The latest example: Trump’s executive order to cut funding for “sanctuary” jurisdictions that don’t cooperate with federal enforcement of immigration laws.
Trump in a media interview called the order a “weapon” so that sanctuary cities would change their policies. Attorney General Jeff Sessions at a press conference said these jurisdictions would lose grants and the Justice Department might even “claw back” previously awarded grants. White House Press Secretary Sean Spicer underscored that broad reading of the order at a White House briefing.
But in court, Justice Department lawyers defending the order signed in January argued it did not change existing law and only is an exercise of Trump’s “bully pulpit” to highlight a changed approach to immigration enforcement.
The disconnect was enough for U.S. District Judge William H. Orrick to deem the government’s approach “schizophrenic.”
Orrick cited the comments of Trump, Sessions and Spicer when he issued an injunction on April 25 in the Northern District of California that stopped the Trump administration from implementing the order nationwide.
“Is the Order merely a rhetorical device, as counsel suggested at the hearing, or a ‘weapon’ to defund the Counties and those who have implemented a different law enforcement strategy than the Government currently believes is desirable?” Orrick wrote.

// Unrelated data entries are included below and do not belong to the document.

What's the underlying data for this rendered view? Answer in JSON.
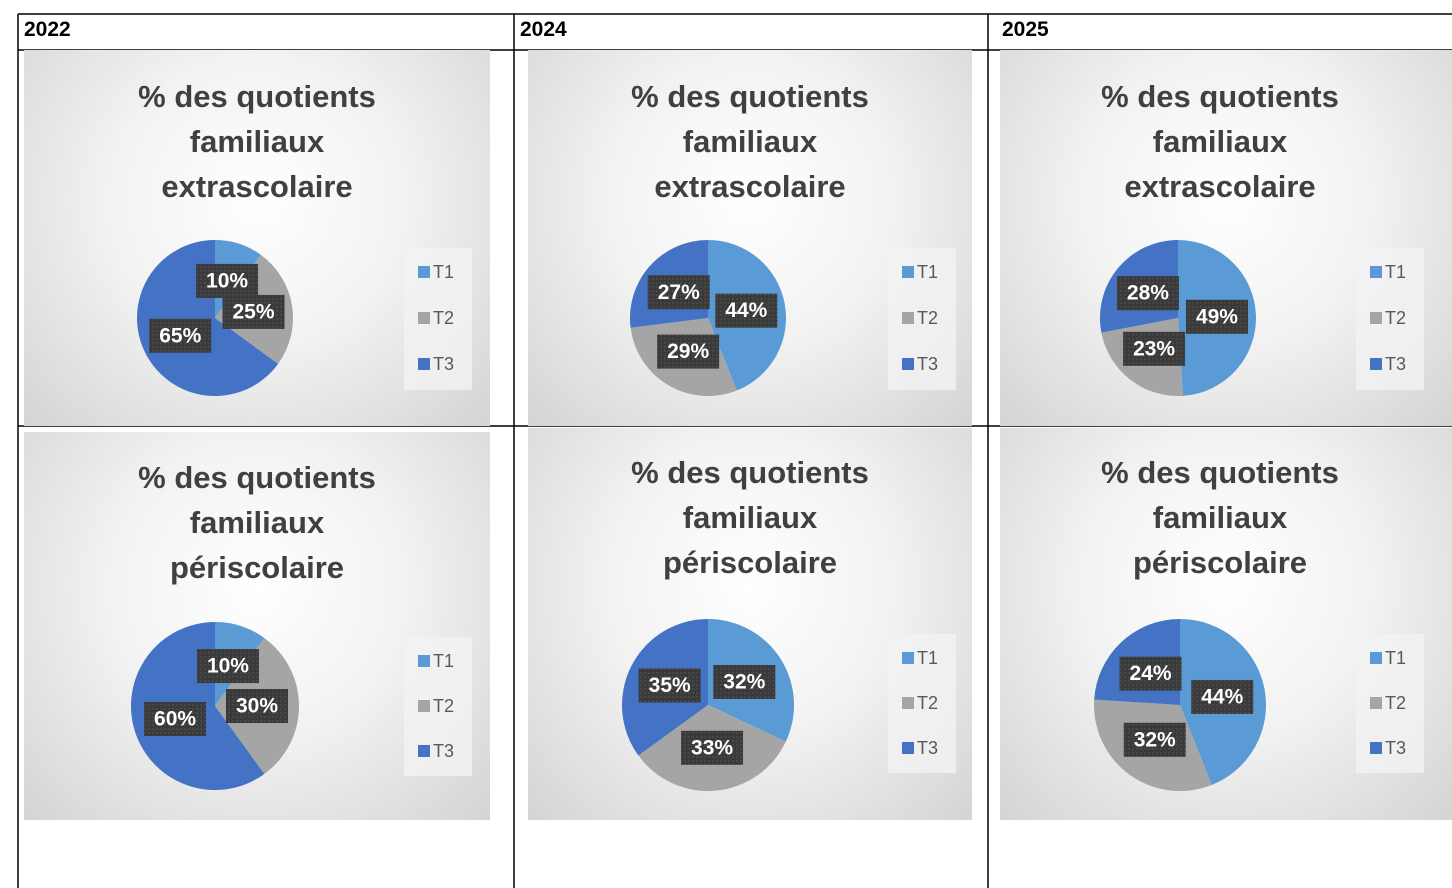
{
  "table": {
    "headers": [
      "2022",
      "2024",
      "2025"
    ]
  },
  "chart_data": [
    {
      "type": "pie",
      "title": "% des quotients familiaux extrascolaire",
      "categories": [
        "T1",
        "T2",
        "T3"
      ],
      "values": [
        10,
        25,
        65
      ],
      "value_labels": [
        "10%",
        "25%",
        "65%"
      ],
      "colors": [
        "#5b9bd5",
        "#a5a5a5",
        "#4472c4"
      ]
    },
    {
      "type": "pie",
      "title": "% des quotients familiaux extrascolaire",
      "categories": [
        "T1",
        "T2",
        "T3"
      ],
      "values": [
        44,
        29,
        27
      ],
      "value_labels": [
        "44%",
        "29%",
        "27%"
      ],
      "colors": [
        "#5b9bd5",
        "#a5a5a5",
        "#4472c4"
      ]
    },
    {
      "type": "pie",
      "title": "% des quotients familiaux extrascolaire",
      "categories": [
        "T1",
        "T2",
        "T3"
      ],
      "values": [
        49,
        23,
        28
      ],
      "value_labels": [
        "49%",
        "23%",
        "28%"
      ],
      "colors": [
        "#5b9bd5",
        "#a5a5a5",
        "#4472c4"
      ]
    },
    {
      "type": "pie",
      "title": "% des quotients familiaux périscolaire",
      "categories": [
        "T1",
        "T2",
        "T3"
      ],
      "values": [
        10,
        30,
        60
      ],
      "value_labels": [
        "10%",
        "30%",
        "60%"
      ],
      "colors": [
        "#5b9bd5",
        "#a5a5a5",
        "#4472c4"
      ]
    },
    {
      "type": "pie",
      "title": "% des quotients familiaux périscolaire",
      "categories": [
        "T1",
        "T2",
        "T3"
      ],
      "values": [
        32,
        33,
        35
      ],
      "value_labels": [
        "32%",
        "33%",
        "35%"
      ],
      "colors": [
        "#5b9bd5",
        "#a5a5a5",
        "#4472c4"
      ]
    },
    {
      "type": "pie",
      "title": "% des quotients familiaux périscolaire",
      "categories": [
        "T1",
        "T2",
        "T3"
      ],
      "values": [
        44,
        32,
        24
      ],
      "value_labels": [
        "44%",
        "32%",
        "24%"
      ],
      "colors": [
        "#5b9bd5",
        "#a5a5a5",
        "#4472c4"
      ]
    }
  ]
}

Orrick pointed out in the injunction that the Justice Department argued the order only applies to three grants that it could already enforce under existing law — but that the plain language of the order is so broad as to address all federal funding.
While the Justice Department disavowed any right to stop the billions of dollars San Francisco and Santa Clara County receives each year, Orrick wrote, “if there was doubt about the scope of the Order, the President and Attorney General have erased it with their public comments.”

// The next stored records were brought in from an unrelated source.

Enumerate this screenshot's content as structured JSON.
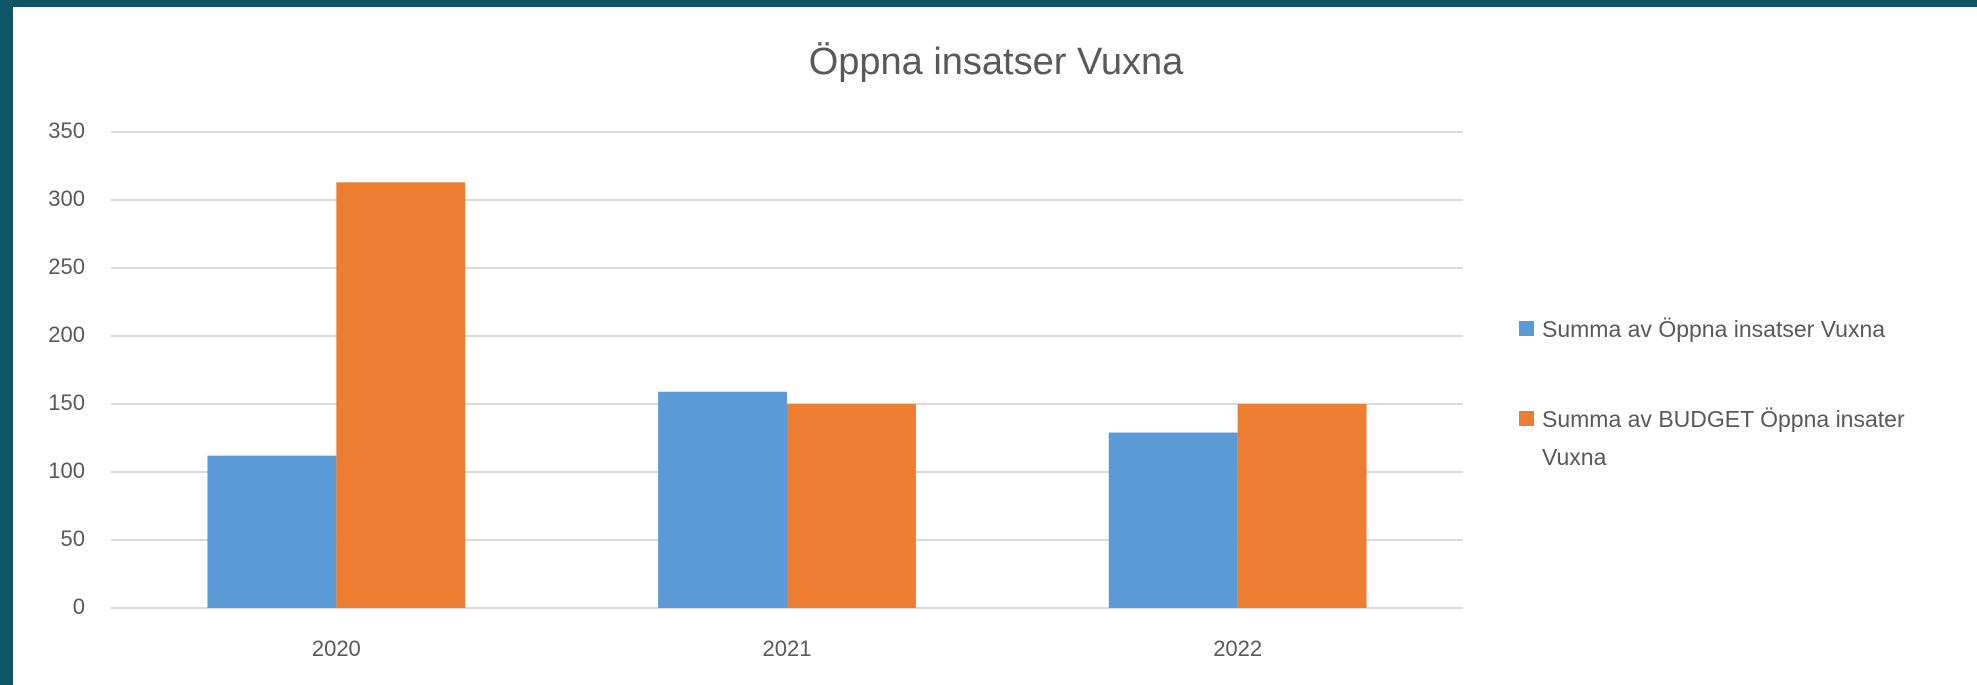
{
  "chart_data": {
    "type": "bar",
    "title": "Öppna insatser Vuxna",
    "categories": [
      "2020",
      "2021",
      "2022"
    ],
    "series": [
      {
        "name": "Summa av Öppna insatser Vuxna",
        "color": "#5b9bd5",
        "values": [
          112,
          159,
          129
        ]
      },
      {
        "name": "Summa av BUDGET Öppna insater Vuxna",
        "color": "#ed7d31",
        "values": [
          313,
          150,
          150
        ]
      }
    ],
    "ylim": [
      0,
      350
    ],
    "yticks": [
      0,
      50,
      100,
      150,
      200,
      250,
      300,
      350
    ],
    "grid": true,
    "legend": "right"
  }
}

Trump and his administration trumpet the executive orders as fulfilling campaign promises to get tough on immigration enforcement.

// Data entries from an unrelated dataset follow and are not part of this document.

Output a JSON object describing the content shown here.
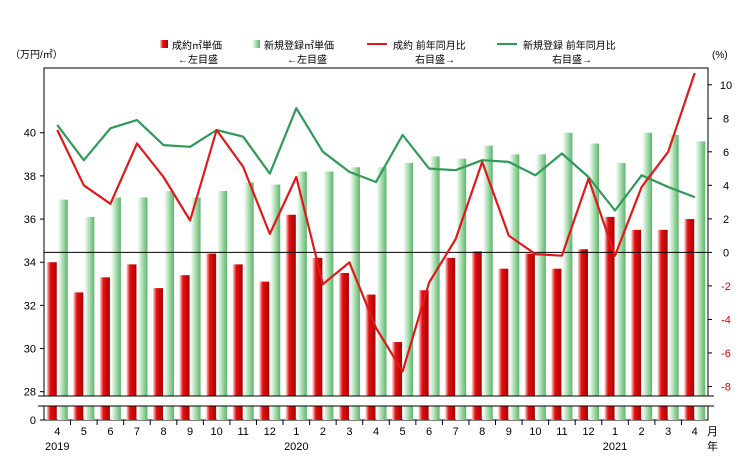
{
  "chart_data": {
    "type": "bar-line-combo",
    "left_unit": "（万円/㎡）",
    "right_unit": "(%)",
    "month_axis_label": "月",
    "year_axis_label": "年",
    "categories": [
      "4",
      "5",
      "6",
      "7",
      "8",
      "9",
      "10",
      "11",
      "12",
      "1",
      "2",
      "3",
      "4",
      "5",
      "6",
      "7",
      "8",
      "9",
      "10",
      "11",
      "12",
      "1",
      "2",
      "3",
      "4"
    ],
    "year_labels": [
      {
        "index": 0,
        "label": "2019"
      },
      {
        "index": 9,
        "label": "2020"
      },
      {
        "index": 21,
        "label": "2021"
      }
    ],
    "left_axis": {
      "ticks": [
        "0",
        "28",
        "30",
        "32",
        "34",
        "36",
        "38",
        "40"
      ],
      "range": [
        27,
        43
      ],
      "axis_break": true
    },
    "right_axis": {
      "ticks": [
        "-8",
        "-6",
        "-4",
        "-2",
        "0",
        "2",
        "4",
        "6",
        "8",
        "10"
      ],
      "range": [
        -10,
        11
      ]
    },
    "legend": [
      {
        "key": "contract_bar",
        "line1": "成約㎡単価",
        "line2": "←左目盛"
      },
      {
        "key": "new_bar",
        "line1": "新規登録㎡単価",
        "line2": "←左目盛"
      },
      {
        "key": "contract_line",
        "line1": "成約 前年同月比",
        "line2": "右目盛→"
      },
      {
        "key": "new_line",
        "line1": "新規登録 前年同月比",
        "line2": "右目盛→"
      }
    ],
    "series": [
      {
        "name": "成約㎡単価",
        "type": "bar",
        "axis": "left",
        "color": "#cc0000",
        "values": [
          34.0,
          32.6,
          33.3,
          33.9,
          32.8,
          33.4,
          34.4,
          33.9,
          33.1,
          36.2,
          34.2,
          33.5,
          32.5,
          30.3,
          32.7,
          34.2,
          34.5,
          33.7,
          34.4,
          33.7,
          34.6,
          36.1,
          35.5,
          35.5,
          36.0
        ]
      },
      {
        "name": "新規登録㎡単価",
        "type": "bar",
        "axis": "left",
        "color": "#7fc98a",
        "values": [
          36.9,
          36.1,
          37.0,
          37.0,
          37.3,
          37.0,
          37.3,
          37.7,
          37.6,
          38.2,
          38.2,
          38.4,
          38.4,
          38.6,
          38.9,
          38.8,
          39.4,
          39.0,
          39.0,
          40.0,
          39.5,
          38.6,
          40.0,
          39.9,
          39.6
        ]
      },
      {
        "name": "成約 前年同月比",
        "type": "line",
        "axis": "right",
        "color": "#e0191b",
        "values": [
          7.3,
          4.0,
          2.9,
          6.5,
          4.5,
          1.9,
          7.3,
          5.1,
          1.1,
          4.5,
          -1.9,
          -0.6,
          -4.5,
          -7.1,
          -1.8,
          0.8,
          5.4,
          1.0,
          -0.1,
          -0.2,
          4.4,
          -0.2,
          3.9,
          6.0,
          10.7
        ]
      },
      {
        "name": "新規登録 前年同月比",
        "type": "line",
        "axis": "right",
        "color": "#2e9a57",
        "values": [
          7.6,
          5.5,
          7.4,
          7.9,
          6.4,
          6.3,
          7.3,
          6.9,
          4.7,
          8.6,
          6.0,
          4.8,
          4.2,
          7.0,
          5.0,
          4.9,
          5.5,
          5.4,
          4.6,
          5.9,
          4.5,
          2.5,
          4.6,
          3.9,
          3.3
        ]
      }
    ]
  }
}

Four days before the injunction, the Justice Department sent letters to nine jurisdictions requesting validation of compliance with federal immigration laws or risk grant money. There would be no nationwide injunction had the administration simply sent out the letters instead of Trump issuing an executive order, said Josh Blackman, a professor at the South Texas College of Law in Houston.
And there’s a parallel to the Trump administration’s ban on U.S. entry for refugees and certain immigrants and travelers from Muslim-majority nations, Blackman wrote on his blog. Federal judges have stopped implementation of the travel ban as well, and cited the comments of Trump and administration officials in their orders.
“Had President Trump quietly instructed his State Department officials to quietly put on hold any visa application from these countries, and to suspend specific visas of individuals from these nations, without the dramatic flare of an executive order, there would not have been a nationwide injunction,” Blackman wrote.
“This early bravado has, in no small part, led to defeat after defeat in court,” he wrote.
There are other signs that Trump and the government lawyers representing him in court aren’t on the same page.
Trump took to Twitter on April 26 to complain that the travel ban and sanctuary cases were brought in the jurisdiction of the U.S. Court of Appeals for the 9th Circuit. “They used to call this ‘judge shopping!’ Messy system,” the president wrote.
But the previous day, Justice Department lawyers defending a separate challenge to the sanctuary jurisdiction order by the city of Richmond, California, agreed it was proper to bring that case in the Northern District of California.